His wife lived in fear of leaving the house with their little boy!
2. You’re not my mom
One woman stopped to tell me that, when her little boy didn’t get his way and she’d start pulling him away by the hand, he’s start screaming “Help! She’s not my mom! Get this lady off of me!”
I really don’t know how you recover from that.
3. Where’s my purse?
One woman laughed as she shook her purse at me. “Consider yourself lucky that your kid doesn’t toss your purse out of the cart while you’re not looking. Her little ones thought it was hilarious to put her purse on a shelf when they were shopping. They usually didn’t remember where they’d put it! She said it happened so much that she stopped carrying a purse for years – she switched to coats with big pockets after her purse with all of her ID, keys, gloves and wallet went missing once – never to be found again!
It’s all perspective. My son is an angel in comparison.
4. Mom, are you stealing?
I was in the checkout line when the woman in front of me said, “Don’t worry, your little runner has nothing on my girl.” Turns out they’d seen a man getting arrested for shoplifting. Her daughter thought it would be very fun for the police to come visit her and her mommy. Her child’s take-away from witnessing the shoplifting was to yell, “Mommy, why are you stealing?” every time they’d leave a store. While she never got arrested, she also never got used to having security and store management ask her to come back in the store and let them take a look in her bag.

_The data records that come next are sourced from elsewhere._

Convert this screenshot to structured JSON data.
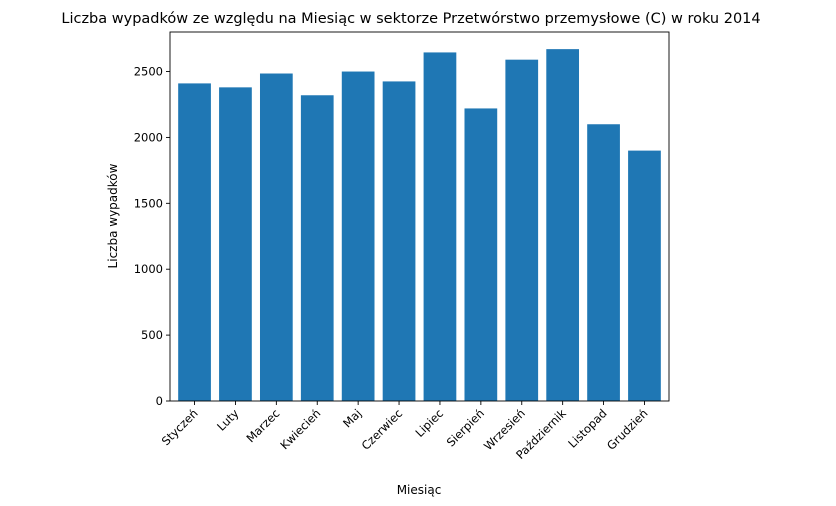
{
  "chart_data": {
    "type": "bar",
    "title": "Liczba wypadków ze względu na Miesiąc w sektorze Przetwórstwo przemysłowe (C)   w roku 2014",
    "xlabel": "Miesiąc",
    "ylabel": "Liczba wypadków",
    "categories": [
      "Styczeń",
      "Luty",
      "Marzec",
      "Kwiecień",
      "Maj",
      "Czerwiec",
      "Lipiec",
      "Sierpień",
      "Wrzesień",
      "Październik",
      "Listopad",
      "Grudzień"
    ],
    "values": [
      2410,
      2380,
      2485,
      2320,
      2500,
      2425,
      2645,
      2220,
      2590,
      2670,
      2100,
      1900
    ],
    "ylim": [
      0,
      2800
    ],
    "yticks": [
      0,
      500,
      1000,
      1500,
      2000,
      2500
    ],
    "grid": false,
    "bar_color": "#1f77b4"
  }
}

Can you imagine crossing the border with that in the back seat?
Honourable mention: Please don’t beat me
My mother-in-law likes to tell me the story from my husband’s childhood. When he didn’t get his way and she’d be getting stern with him in public, he’d drop to the ground and start yelling “Sorry mommy, please don’t beat me again! I’m sorry! I promise I won’t do it again – just don’t beat me!”

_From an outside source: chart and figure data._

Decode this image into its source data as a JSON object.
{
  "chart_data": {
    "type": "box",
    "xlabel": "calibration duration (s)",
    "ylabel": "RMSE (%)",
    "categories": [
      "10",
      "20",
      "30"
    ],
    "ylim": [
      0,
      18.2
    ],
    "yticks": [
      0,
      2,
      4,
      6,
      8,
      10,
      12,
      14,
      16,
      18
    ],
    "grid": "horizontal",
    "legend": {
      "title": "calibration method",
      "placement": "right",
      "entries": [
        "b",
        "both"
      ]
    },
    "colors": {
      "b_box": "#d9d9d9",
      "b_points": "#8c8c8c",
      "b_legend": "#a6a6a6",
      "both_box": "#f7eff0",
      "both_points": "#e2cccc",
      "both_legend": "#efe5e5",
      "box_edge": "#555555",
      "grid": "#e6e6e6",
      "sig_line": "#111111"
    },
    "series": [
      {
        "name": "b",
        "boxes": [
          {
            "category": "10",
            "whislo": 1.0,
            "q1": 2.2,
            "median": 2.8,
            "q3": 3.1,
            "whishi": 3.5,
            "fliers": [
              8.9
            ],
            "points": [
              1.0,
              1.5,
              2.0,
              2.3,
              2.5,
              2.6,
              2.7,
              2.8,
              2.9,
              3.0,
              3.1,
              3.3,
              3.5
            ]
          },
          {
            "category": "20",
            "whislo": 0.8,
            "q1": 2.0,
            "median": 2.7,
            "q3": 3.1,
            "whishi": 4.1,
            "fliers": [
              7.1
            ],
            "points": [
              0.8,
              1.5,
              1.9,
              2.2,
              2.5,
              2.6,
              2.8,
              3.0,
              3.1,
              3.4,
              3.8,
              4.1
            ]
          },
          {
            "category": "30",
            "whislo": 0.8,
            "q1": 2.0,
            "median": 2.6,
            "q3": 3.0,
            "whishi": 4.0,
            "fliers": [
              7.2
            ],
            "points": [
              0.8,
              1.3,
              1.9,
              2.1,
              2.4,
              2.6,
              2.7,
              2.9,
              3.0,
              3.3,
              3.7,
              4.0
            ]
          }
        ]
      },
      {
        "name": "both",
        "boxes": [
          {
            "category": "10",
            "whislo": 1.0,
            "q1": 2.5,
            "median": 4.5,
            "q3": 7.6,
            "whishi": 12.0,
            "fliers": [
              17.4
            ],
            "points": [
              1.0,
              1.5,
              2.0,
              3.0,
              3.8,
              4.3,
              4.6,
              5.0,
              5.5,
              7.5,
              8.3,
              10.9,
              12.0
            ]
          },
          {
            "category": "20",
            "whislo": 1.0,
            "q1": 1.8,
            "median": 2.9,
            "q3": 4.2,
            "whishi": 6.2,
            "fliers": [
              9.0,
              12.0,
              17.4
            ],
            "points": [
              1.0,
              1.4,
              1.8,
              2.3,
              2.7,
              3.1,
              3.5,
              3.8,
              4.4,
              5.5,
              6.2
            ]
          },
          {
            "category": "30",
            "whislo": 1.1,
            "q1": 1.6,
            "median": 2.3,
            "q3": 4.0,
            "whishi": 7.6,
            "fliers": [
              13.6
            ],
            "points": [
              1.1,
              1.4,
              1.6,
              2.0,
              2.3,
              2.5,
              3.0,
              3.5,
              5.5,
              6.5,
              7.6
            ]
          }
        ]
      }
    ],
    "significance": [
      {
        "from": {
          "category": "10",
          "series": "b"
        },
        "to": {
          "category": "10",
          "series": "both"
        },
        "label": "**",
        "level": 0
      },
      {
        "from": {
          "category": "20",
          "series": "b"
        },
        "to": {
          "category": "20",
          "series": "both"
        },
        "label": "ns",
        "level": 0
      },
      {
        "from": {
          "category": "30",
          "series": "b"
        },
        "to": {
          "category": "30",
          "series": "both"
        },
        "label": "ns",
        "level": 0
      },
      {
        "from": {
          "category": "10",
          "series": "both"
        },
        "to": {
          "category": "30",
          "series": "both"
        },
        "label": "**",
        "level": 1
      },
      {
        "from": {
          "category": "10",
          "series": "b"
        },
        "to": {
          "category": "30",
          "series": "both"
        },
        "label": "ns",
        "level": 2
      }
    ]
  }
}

He was apparently quite convincing and she never got over the looks people would shoot her.
It really does take a village, and I was grateful for all of their commiserations. I’m sure there were a few people who thought my panicked, frantic search was a bit funny – I’m a by hysterical when I’m hysterical – but it had been 15 minutes of searching and I was really having some scary thoughts. Their stories helped me laugh it off and feel that I wasn’t the worst parent in the world. And seriously – number 4 really was the icing on the cake (actually the Diem cake was the icing on the cake – a little stop at the restaurant helped us all).